引きは強いが、謎は残る
4月6日(水)
朝早くに家を出て、新幹線で西に向かう。今回は、久しぶりに予定を詰め込んだ出張なので、自分の体調が心配である。実際、体調はいまひとつである。
着いたのは、千年の都といわれる町である。
そこから地下鉄に乗り、目的の駅で降りる。
この駅は、これまで何度となく降りた駅である。東西に走る三条通はよく歩いた。とくに通り沿いにある喫茶店は、この町を訪れるたびに利用していた。円卓状のカウンターの中で、店員さんがせわしなくコーヒーを淹れている様子は見ていても飽きなかった。
まだ約束の時間まで少しある、と思って、その喫茶店の前まで行くと、残念ながら改装工事中で、1年後に再開予定とのことだった。
しばらく界隈をうろうろしたあと、時間になったので、最初の用務先である施設に入る。
今回の打合せ、というか交渉ごとに関して、二人の方が対応してくれたが、一人は以前からの知り合い。もう一人は、初対面である。初対面の人はまだ若い。
名刺を交換すると、おもむろにこんなことを言った。
「僕の妻が、鬼瓦先生の『前の職場』の卒業生で、鬼瓦先生のことをよく知っていました」
「え!そうですか。直接教えた学生でしょうか」
「いえ、ゼミは違うのですけれど、友だちや先輩の中には、鬼瓦先生のゼミ生もいたそうです」
まったく、狭い世界である。
というか、ここでもまた、引きの強さを発揮したぞ!
しかし、不思議である。前の職場と、この場所とでは、かなり距離が離れている。
「ちなみに、ご出身はどちらですか?」
と聞くと、その方ご自身は中部地方で、その人の妻、つまり僕の「前の職場」の卒業生は、東北地方の中核都市であるという。
ますます謎である。
そもそも二人は、どうやって知り合ったのだろう。大学での専門分野も、まったく異なっている。
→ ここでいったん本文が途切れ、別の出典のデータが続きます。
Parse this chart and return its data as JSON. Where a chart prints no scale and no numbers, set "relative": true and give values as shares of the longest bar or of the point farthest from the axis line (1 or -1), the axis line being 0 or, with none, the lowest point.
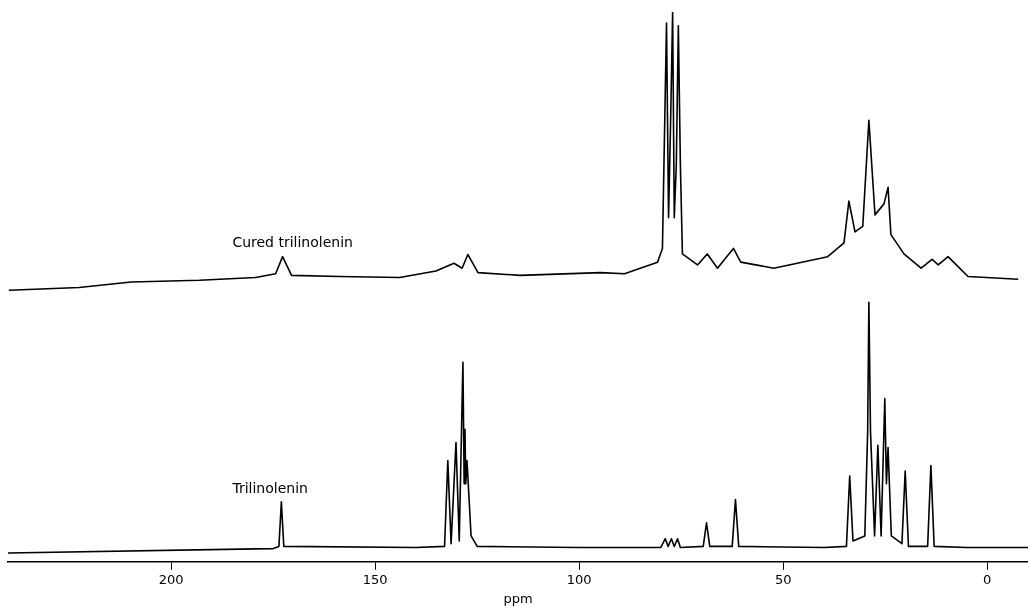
{
  "chart_data": {
    "type": "line",
    "relative": true,
    "xlim": [
      240,
      -10
    ],
    "xticks": [
      200,
      150,
      100,
      50,
      0
    ],
    "xlabel": "ppm",
    "tick_labels": "x",
    "grid": false,
    "legend": false,
    "marker": "none",
    "line_style": "solid",
    "series": [
      {
        "name": "Cured trilinolenin",
        "color": "#000000",
        "x": [
          239.8,
          222.6,
          209.8,
          193.1,
          179.3,
          174.4,
          172.7,
          170.5,
          158.7,
          144,
          135.1,
          130.7,
          128.7,
          127.3,
          124.8,
          114.5,
          94.8,
          88.9,
          80.8,
          79.6,
          78.6,
          78.1,
          77.6,
          77.1,
          76.7,
          76.2,
          75.7,
          75.2,
          74.7,
          71,
          68.6,
          66.1,
          62.2,
          60.4,
          52.3,
          39.1,
          35.1,
          33.9,
          32.4,
          30.5,
          29,
          27.5,
          25.3,
          24.3,
          23.6,
          20.4,
          16.2,
          13.5,
          12,
          9.6,
          4.7,
          -7.6
        ],
        "values": [
          0.494,
          0.499,
          0.509,
          0.512,
          0.517,
          0.524,
          0.555,
          0.521,
          0.519,
          0.517,
          0.529,
          0.543,
          0.534,
          0.559,
          0.526,
          0.521,
          0.526,
          0.524,
          0.545,
          0.57,
          0.98,
          0.626,
          0.798,
          1,
          0.626,
          0.722,
          0.975,
          0.722,
          0.56,
          0.54,
          0.56,
          0.534,
          0.57,
          0.545,
          0.534,
          0.555,
          0.58,
          0.656,
          0.6,
          0.61,
          0.803,
          0.631,
          0.651,
          0.681,
          0.595,
          0.56,
          0.534,
          0.55,
          0.54,
          0.555,
          0.519,
          0.514
        ]
      },
      {
        "name": "Trilinolenin",
        "color": "#000000",
        "x": [
          240,
          175,
          173.6,
          173,
          172.4,
          140,
          133,
          132.2,
          131.4,
          130.2,
          129.4,
          128.5,
          128.2,
          128,
          127.8,
          127.5,
          126.5,
          125,
          100,
          80,
          78.9,
          78.2,
          77.4,
          76.7,
          75.9,
          75.2,
          69.6,
          68.8,
          68,
          62.5,
          61.7,
          60.9,
          40,
          34.5,
          33.7,
          32.9,
          30,
          29.3,
          29,
          28.6,
          27.6,
          26.8,
          26,
          25.1,
          24.7,
          24.3,
          23.5,
          20.9,
          20.1,
          19.3,
          14.6,
          13.8,
          13,
          5,
          -10
        ],
        "values": [
          0.016,
          0.024,
          0.028,
          0.109,
          0.028,
          0.026,
          0.028,
          0.184,
          0.033,
          0.217,
          0.038,
          0.363,
          0.142,
          0.241,
          0.142,
          0.184,
          0.047,
          0.028,
          0.026,
          0.026,
          0.042,
          0.028,
          0.042,
          0.028,
          0.042,
          0.026,
          0.028,
          0.071,
          0.028,
          0.028,
          0.113,
          0.028,
          0.026,
          0.028,
          0.156,
          0.038,
          0.047,
          0.236,
          0.472,
          0.236,
          0.047,
          0.212,
          0.047,
          0.297,
          0.142,
          0.208,
          0.047,
          0.033,
          0.165,
          0.028,
          0.028,
          0.175,
          0.028,
          0.026,
          0.026
        ]
      }
    ]
  }
}
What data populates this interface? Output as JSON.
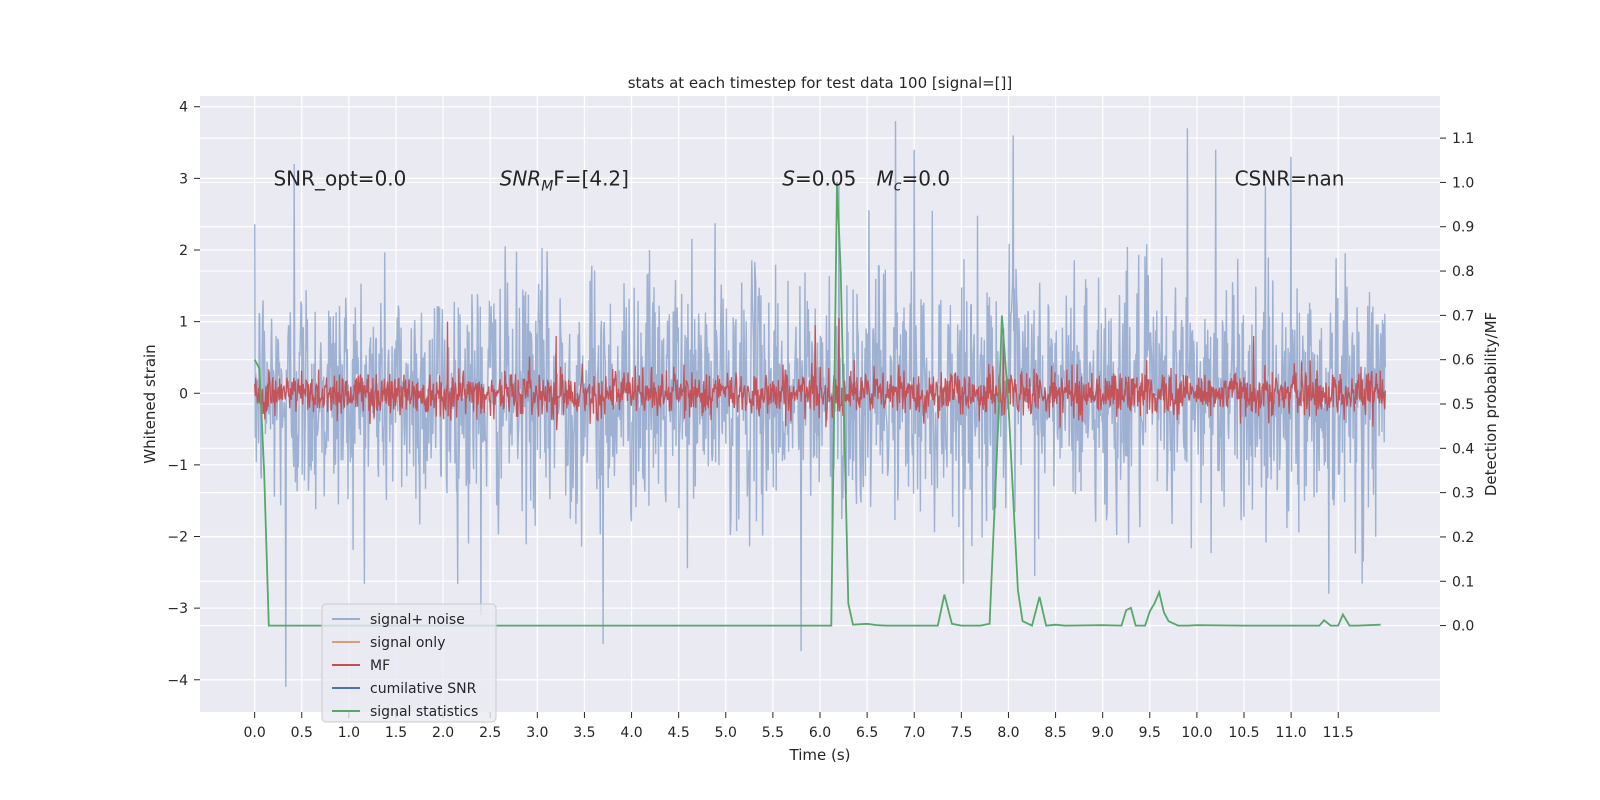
{
  "chart_data": {
    "type": "line",
    "title": "stats at each timestep for test data 100 [signal=[]]",
    "xlabel": "Time (s)",
    "ylabel": "Whitened strain",
    "y2label": "Detection probability/MF",
    "xlim": [
      -0.58,
      12.58
    ],
    "ylim": [
      -4.45,
      4.15
    ],
    "y2lim": [
      -0.195,
      1.195
    ],
    "xticks": [
      0.0,
      0.5,
      1.0,
      1.5,
      2.0,
      2.5,
      3.0,
      3.5,
      4.0,
      4.5,
      5.0,
      5.5,
      6.0,
      6.5,
      7.0,
      7.5,
      8.0,
      8.5,
      9.0,
      9.5,
      10.0,
      10.5,
      11.0,
      11.5
    ],
    "xtick_labels": [
      "0.0",
      "0.5",
      "1.0",
      "1.5",
      "2.0",
      "2.5",
      "3.0",
      "3.5",
      "4.0",
      "4.5",
      "5.0",
      "5.5",
      "6.0",
      "6.5",
      "7.0",
      "7.5",
      "8.0",
      "8.5",
      "9.0",
      "9.5",
      "10.0",
      "10.5",
      "11.0",
      "11.5"
    ],
    "yticks": [
      -4,
      -3,
      -2,
      -1,
      0,
      1,
      2,
      3,
      4
    ],
    "ytick_labels": [
      "−4",
      "−3",
      "−2",
      "−1",
      "0",
      "1",
      "2",
      "3",
      "4"
    ],
    "y2ticks": [
      0.0,
      0.1,
      0.2,
      0.3,
      0.4,
      0.5,
      0.6,
      0.7,
      0.8,
      0.9,
      1.0,
      1.1
    ],
    "y2tick_labels": [
      "0.0",
      "0.1",
      "0.2",
      "0.3",
      "0.4",
      "0.5",
      "0.6",
      "0.7",
      "0.8",
      "0.9",
      "1.0",
      "1.1"
    ],
    "grid": true,
    "legend_position": "lower-left",
    "annotations": [
      {
        "text": "SNR_opt=0.0",
        "x": 0.2,
        "y": 3.0
      },
      {
        "text": "SNR",
        "sub": "M",
        "tail": "F=[4.2]",
        "x": 2.6,
        "y": 3.0
      },
      {
        "text": "S",
        "tail": "=0.05",
        "x": 5.6,
        "y": 3.0
      },
      {
        "text": "M",
        "sub": "c",
        "tail": "=0.0",
        "x": 6.6,
        "y": 3.0
      },
      {
        "text": "CSNR=nan",
        "x": 10.4,
        "y": 3.0
      }
    ],
    "series": [
      {
        "name": "signal+ noise",
        "color": "#9aaed0",
        "axis": "left",
        "x_range": [
          0.0,
          12.0
        ],
        "samples": 2000,
        "envelope_typical": [
          -1.4,
          1.7
        ],
        "peaks": [
          {
            "x": 0.33,
            "y": -4.1
          },
          {
            "x": 0.42,
            "y": 3.2
          },
          {
            "x": 3.7,
            "y": -3.5
          },
          {
            "x": 5.8,
            "y": -3.6
          },
          {
            "x": 6.8,
            "y": 3.8
          },
          {
            "x": 7.0,
            "y": 3.4
          },
          {
            "x": 8.05,
            "y": 3.6
          },
          {
            "x": 9.9,
            "y": 3.7
          },
          {
            "x": 10.2,
            "y": 3.4
          },
          {
            "x": 11.0,
            "y": 3.3
          },
          {
            "x": 6.2,
            "y": 2.9
          },
          {
            "x": 2.4,
            "y": -3.1
          },
          {
            "x": 11.4,
            "y": -2.8
          }
        ]
      },
      {
        "name": "signal only",
        "color": "#dd9d7c",
        "axis": "left",
        "values": []
      },
      {
        "name": "MF",
        "color": "#c44e52",
        "axis": "left",
        "x_range": [
          0.0,
          12.0
        ],
        "samples": 2000,
        "envelope_typical": [
          -0.35,
          0.45
        ],
        "peaks": [
          {
            "x": 2.05,
            "y": 1.0
          },
          {
            "x": 5.95,
            "y": 0.95
          },
          {
            "x": 6.2,
            "y": 1.05
          },
          {
            "x": 7.95,
            "y": 0.9
          },
          {
            "x": 3.2,
            "y": 0.8
          },
          {
            "x": 10.6,
            "y": 0.8
          }
        ]
      },
      {
        "name": "cumilative SNR",
        "color": "#4c72b0",
        "axis": "right",
        "values": []
      },
      {
        "name": "signal statistics",
        "color": "#55a868",
        "axis": "right",
        "x": [
          0.0,
          0.05,
          0.1,
          0.15,
          0.5,
          1.0,
          2.0,
          3.0,
          4.0,
          5.0,
          6.0,
          6.12,
          6.18,
          6.22,
          6.3,
          6.35,
          6.5,
          6.6,
          6.7,
          7.0,
          7.25,
          7.32,
          7.4,
          7.5,
          7.7,
          7.8,
          7.9,
          7.93,
          8.0,
          8.1,
          8.15,
          8.25,
          8.33,
          8.4,
          8.5,
          8.6,
          9.0,
          9.2,
          9.25,
          9.3,
          9.35,
          9.4,
          9.45,
          9.5,
          9.55,
          9.6,
          9.65,
          9.7,
          9.8,
          9.9,
          10.0,
          10.5,
          11.0,
          11.3,
          11.35,
          11.42,
          11.5,
          11.55,
          11.62,
          11.7,
          11.95
        ],
        "y": [
          0.6,
          0.58,
          0.35,
          0.0,
          0.0,
          0.0,
          0.0,
          0.0,
          0.0,
          0.0,
          0.0,
          0.0,
          1.0,
          0.8,
          0.05,
          0.002,
          0.004,
          0.001,
          0.0,
          0.0,
          0.0,
          0.07,
          0.004,
          0.0,
          0.0,
          0.004,
          0.5,
          0.7,
          0.5,
          0.08,
          0.01,
          0.0,
          0.065,
          0.0,
          0.002,
          0.0,
          0.001,
          0.0,
          0.035,
          0.04,
          0.0,
          0.0,
          0.0,
          0.032,
          0.05,
          0.075,
          0.03,
          0.01,
          0.0,
          0.0,
          0.001,
          0.0,
          0.0,
          0.0,
          0.012,
          0.0,
          0.0,
          0.025,
          0.0,
          0.0,
          0.002
        ]
      }
    ]
  }
}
出身大学も違うようだ。
それに、遠く離れたこの町に、どのような経緯でたどり着いたのだろう。
野次馬根性の塊である僕は、その人の人生について小一時間インタビューしたい、という衝動に駆られたが、そもそも打合せの時間が限られているし、初対面の人に突っ込んで聞く話でもないので、グッとこらえた。
打合せをしているうちに、予定していた1時間半があっという間にすぎた。
引きの強さのおかげか、非常に好意的に対応していただき、この施設をあとにした。
次に向かったところは、まったくの初対面の場所である。
僕はそもそも、人と話すのが苦手で、初対面の人ならばなおさらである。つまりはこの仕事にむいていないということなのだが、しかしそれで「お足をいただいている」(by小沢昭一)ので、仕方がない。
こちらもまた対応してくれたお二人が好意的な方だったので、うまく話が進んだ。
ひとまず初日の用務は無事に終了したのだが、今回対応していただいた4人の方は、いずれも私よりはるかに若いことに、いささかのショックを受けた。広い意味で同業者なのだが、この業界で僕は何も成し遂げていないまま無駄に年を重ねてしまったことを恥じながら、次の用務先である隣県に向かった。